Altın ve döviz cephesinde ise FED tarafından gelecek faiz indirimleriyle, özellikle yılın ikinci yarısında ons altında yükselişlerin hızlanması bekleniyor. Mevcut durumda FED yetkilileri faiz indirimlerinin zamanlaması konusunda aşırı temkinli duruşunu sürdürmeye devam etse de, 2024 yılı için toplam da 75 baz puanlık üç faiz indirimi öngörülmekte.

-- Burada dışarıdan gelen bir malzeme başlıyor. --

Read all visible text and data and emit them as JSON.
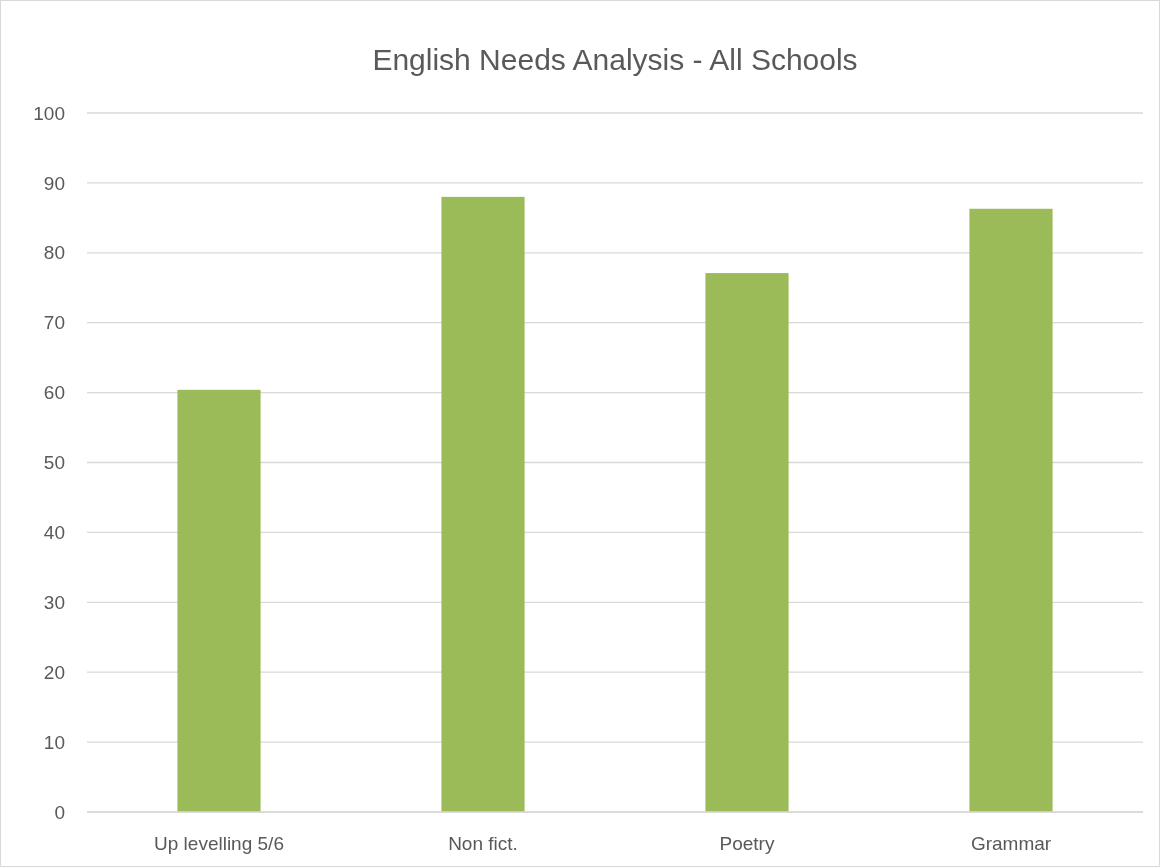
{
  "chart_data": {
    "type": "bar",
    "title": "English Needs Analysis - All Schools",
    "categories": [
      "Up levelling 5/6",
      "Non fict.",
      "Poetry",
      "Grammar"
    ],
    "values": [
      60.4,
      88,
      77.1,
      86.3
    ],
    "color": "#9bbb59",
    "ylim": [
      0,
      100
    ],
    "yticks": [
      0,
      10,
      20,
      30,
      40,
      50,
      60,
      70,
      80,
      90,
      100
    ],
    "grid": true
  }
}
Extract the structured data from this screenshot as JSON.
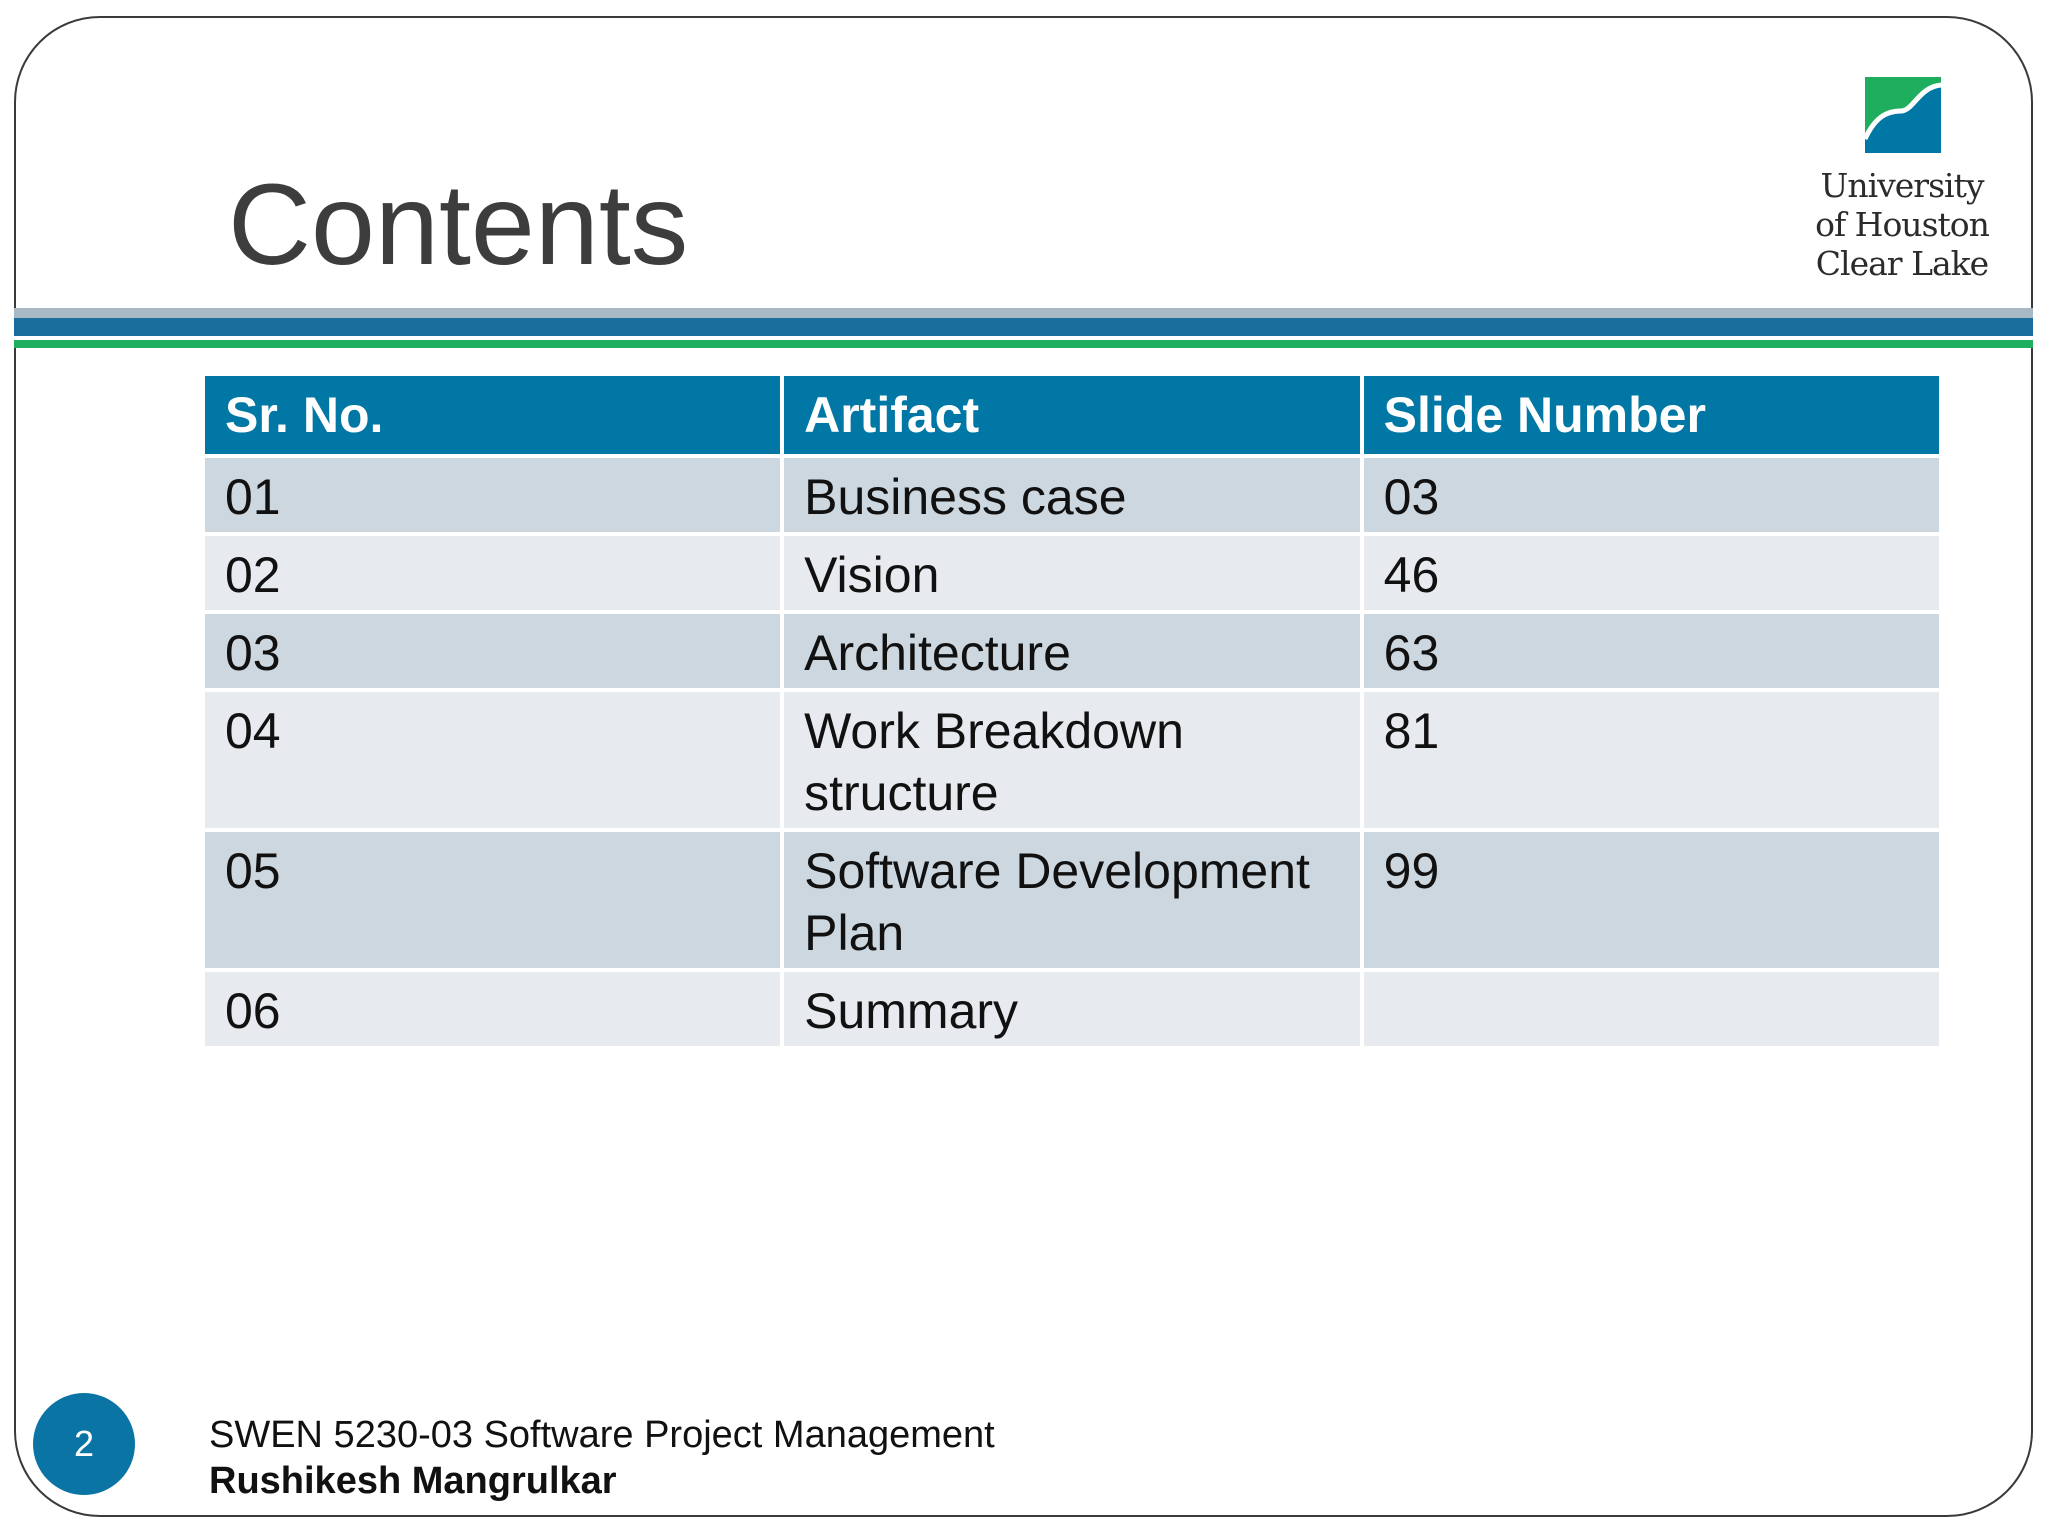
{
  "slide": {
    "title": "Contents",
    "page_number": "2"
  },
  "logo": {
    "line1": "University",
    "line2": "of Houston",
    "line3": "Clear Lake",
    "colors": {
      "green": "#1fae5e",
      "blue": "#0077a4"
    }
  },
  "table": {
    "headers": [
      "Sr. No.",
      "Artifact",
      "Slide Number"
    ],
    "rows": [
      [
        "01",
        "Business case",
        "03"
      ],
      [
        "02",
        "Vision",
        "46"
      ],
      [
        "03",
        "Architecture",
        "63"
      ],
      [
        "04",
        "Work Breakdown structure",
        "81"
      ],
      [
        "05",
        "Software Development Plan",
        "99"
      ],
      [
        "06",
        "Summary",
        ""
      ]
    ]
  },
  "footer": {
    "course": "SWEN 5230-03 Software Project Management",
    "author": "Rushikesh Mangrulkar"
  },
  "colors": {
    "header_bg": "#0077a4",
    "row_odd": "#cdd7e0",
    "row_even": "#e7eaee",
    "stripe_blue": "#1a6e9e",
    "stripe_green": "#1fae5e",
    "badge": "#0a74a4"
  }
}
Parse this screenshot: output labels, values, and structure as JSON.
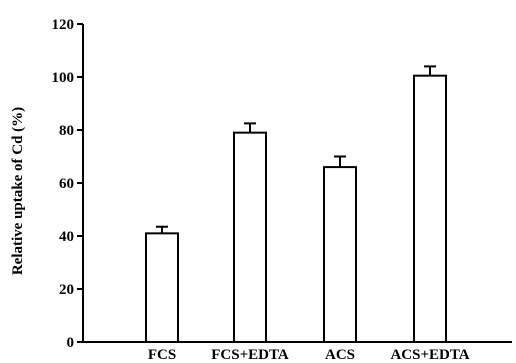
{
  "chart_data": {
    "type": "bar",
    "title": "",
    "xlabel": "",
    "ylabel": "Relative uptake of Cd (%)",
    "ylim": [
      0,
      120
    ],
    "yticks": [
      0,
      20,
      40,
      60,
      80,
      100,
      120
    ],
    "categories": [
      "FCS",
      "FCS+EDTA",
      "ACS",
      "ACS+EDTA"
    ],
    "values": [
      41,
      79,
      66,
      100.5
    ],
    "errors": [
      2.5,
      3.5,
      4,
      3.5
    ],
    "grid": false,
    "legend": "none",
    "colors": {
      "bar_fill": "#ffffff",
      "bar_stroke": "#000000",
      "axis": "#000000"
    }
  }
}
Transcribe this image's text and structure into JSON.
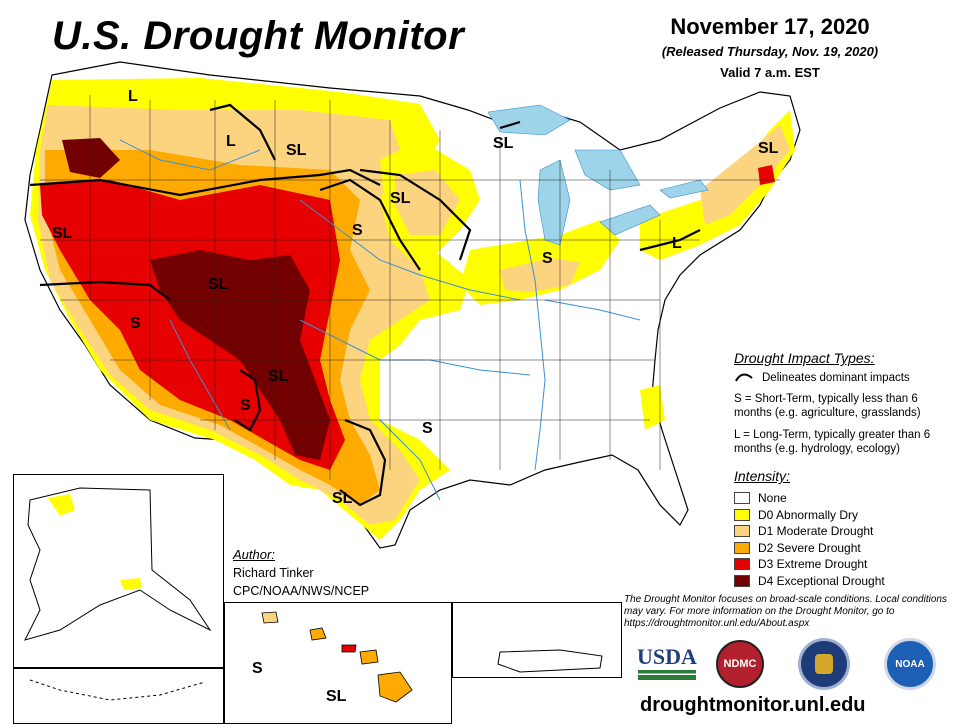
{
  "title": "U.S. Drought Monitor",
  "date": "November 17, 2020",
  "released": "(Released Thursday, Nov. 19, 2020)",
  "valid": "Valid 7 a.m. EST",
  "impact_legend": {
    "heading": "Drought Impact Types:",
    "delineates": "Delineates dominant impacts",
    "short_term": "S = Short-Term, typically less than 6 months (e.g. agriculture, grasslands)",
    "long_term": "L = Long-Term, typically greater than 6 months (e.g. hydrology, ecology)"
  },
  "intensity_legend": {
    "heading": "Intensity:",
    "levels": [
      {
        "label": "None",
        "color": "#ffffff"
      },
      {
        "label": "D0 Abnormally Dry",
        "color": "#ffff00"
      },
      {
        "label": "D1 Moderate Drought",
        "color": "#fcd37f"
      },
      {
        "label": "D2 Severe Drought",
        "color": "#ffaa00"
      },
      {
        "label": "D3 Extreme Drought",
        "color": "#e60000"
      },
      {
        "label": "D4 Exceptional Drought",
        "color": "#730000"
      }
    ]
  },
  "author": {
    "heading": "Author:",
    "name": "Richard Tinker",
    "org": "CPC/NOAA/NWS/NCEP"
  },
  "footnote": "The Drought Monitor focuses on broad-scale conditions. Local conditions may vary. For more information on the Drought Monitor, go to https://droughtmonitor.unl.edu/About.aspx",
  "website": "droughtmonitor.unl.edu",
  "logos": {
    "usda": "USDA",
    "ndmc": "NDMC",
    "noaa": "NOAA"
  },
  "map_labels": [
    "L",
    "L",
    "SL",
    "SL",
    "SL",
    "SL",
    "S",
    "SL",
    "S",
    "S",
    "SL",
    "L",
    "SL",
    "S",
    "S",
    "SL",
    "S",
    "SL"
  ],
  "colors": {
    "water": "#9dd4ea",
    "rivers": "#3a8fd6",
    "boundaries": "#000000"
  }
}
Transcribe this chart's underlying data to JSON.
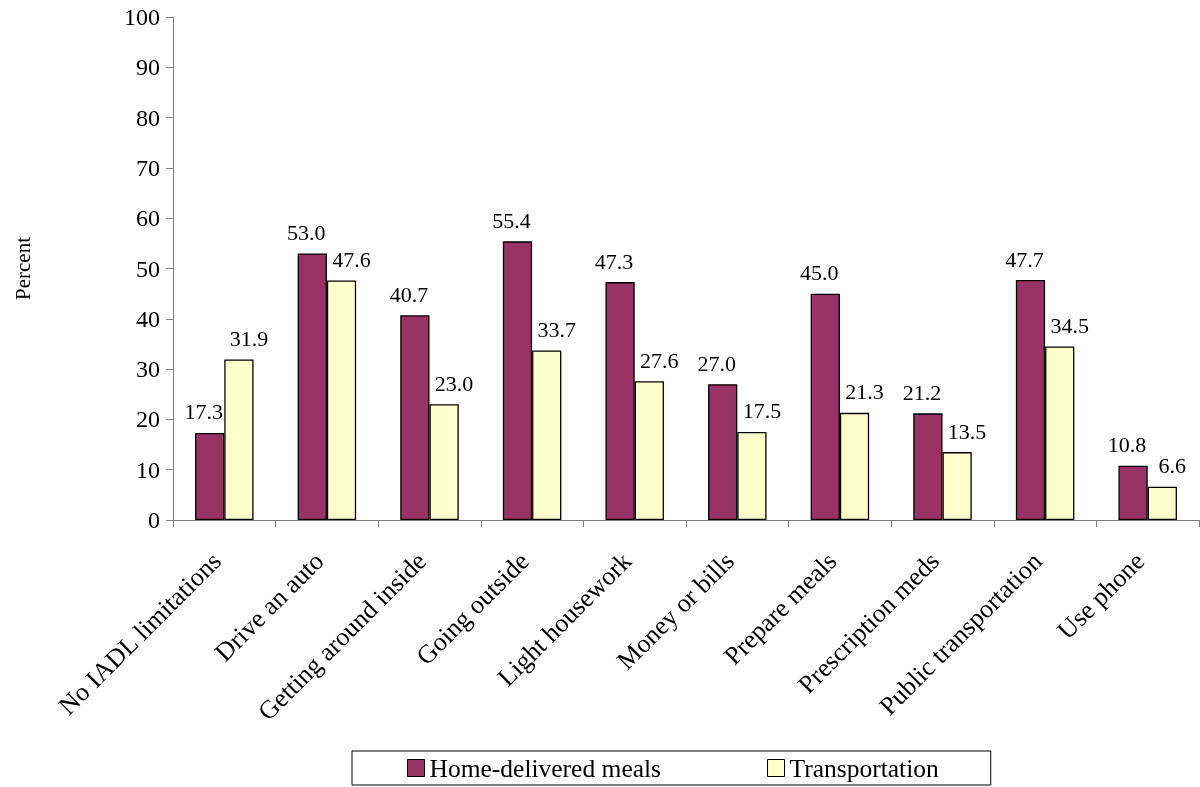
{
  "chart_data": {
    "type": "bar",
    "ylabel": "Percent",
    "categories": [
      "No IADL limitations",
      "Drive an auto",
      "Getting around inside",
      "Going outside",
      "Light housework",
      "Money or bills",
      "Prepare meals",
      "Prescription meds",
      "Public transportation",
      "Use phone"
    ],
    "series": [
      {
        "name": "Home-delivered meals",
        "color": "#993366",
        "values": [
          17.3,
          53.0,
          40.7,
          55.4,
          47.3,
          27.0,
          45.0,
          21.2,
          47.7,
          10.8
        ],
        "value_labels": [
          "17.3",
          "53.0",
          "40.7",
          "55.4",
          "47.3",
          "27.0",
          "45.0",
          "21.2",
          "47.7",
          "10.8"
        ]
      },
      {
        "name": "Transportation",
        "color": "#ffffcc",
        "values": [
          31.9,
          47.6,
          23.0,
          33.7,
          27.6,
          17.5,
          21.3,
          13.5,
          34.5,
          6.6
        ],
        "value_labels": [
          "31.9",
          "47.6",
          "23.0",
          "33.7",
          "27.6",
          "17.5",
          "21.3",
          "13.5",
          "34.5",
          "6.6"
        ]
      }
    ],
    "ylim": [
      0,
      100
    ],
    "yticks": [
      0,
      10,
      20,
      30,
      40,
      50,
      60,
      70,
      80,
      90,
      100
    ],
    "legend": "bottom"
  }
}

Dolayısıyla böyle bir durumda ons altında 2.500 dolar seviyelerinin gündeme gelebileceği tahmin ediliyor. Ons altındaki yükselişin yanı sıra dolar/TL kurunda da yılın devamında yükselişlerin devam edeceği beklentisiyle, gram altın için yıl sonunda 3 bin TL seviyelerinin üzeri gündeme gelebilir. Dolar/TL’de ise son dönemde yaşanan dalgalanma piyasaların yakın takibinde kalmaya devam ediyor. Özellikle geçtiğimiz hafta içerisinde bankalar arası piyasa ile serbest piyasa kuru arasındaki makasın açılması odağı buraya çevirdi. TCMB’den sıkı duruşun sürdürüleceği mesajlarının yanı sıra, şubat ayı enflasyonunun beklentileri aşması sonrasında gelen kredi sınırlaması ve kredi büyümesine dayalı zorunlu karşılık tesisi adımlarına ve seçim sonrasında faiz artış ihtimaline rağmen yıl sonu dolar/TL tahminlerinin 40 TL seviyelerinde yoğunlaştığı görülmekte. Seçim öncesinde tasarruflarını nasıl değerlendireceğini düşünen yatırımcıların bu etkenleri göz ardı etmemesi gerekir. Diğer yandan her yatırımcının risk algısı ve getiri beklentisi farklı olmakla birlikte, birikimlerini, görece dengeli bir portföyde değerlendirmek isteyen yatırımcılar yüzde 40 borsa, yüzde 35 altın ve yüzde 25 döviz olacak şekilde bir sepet oluşturabilirler.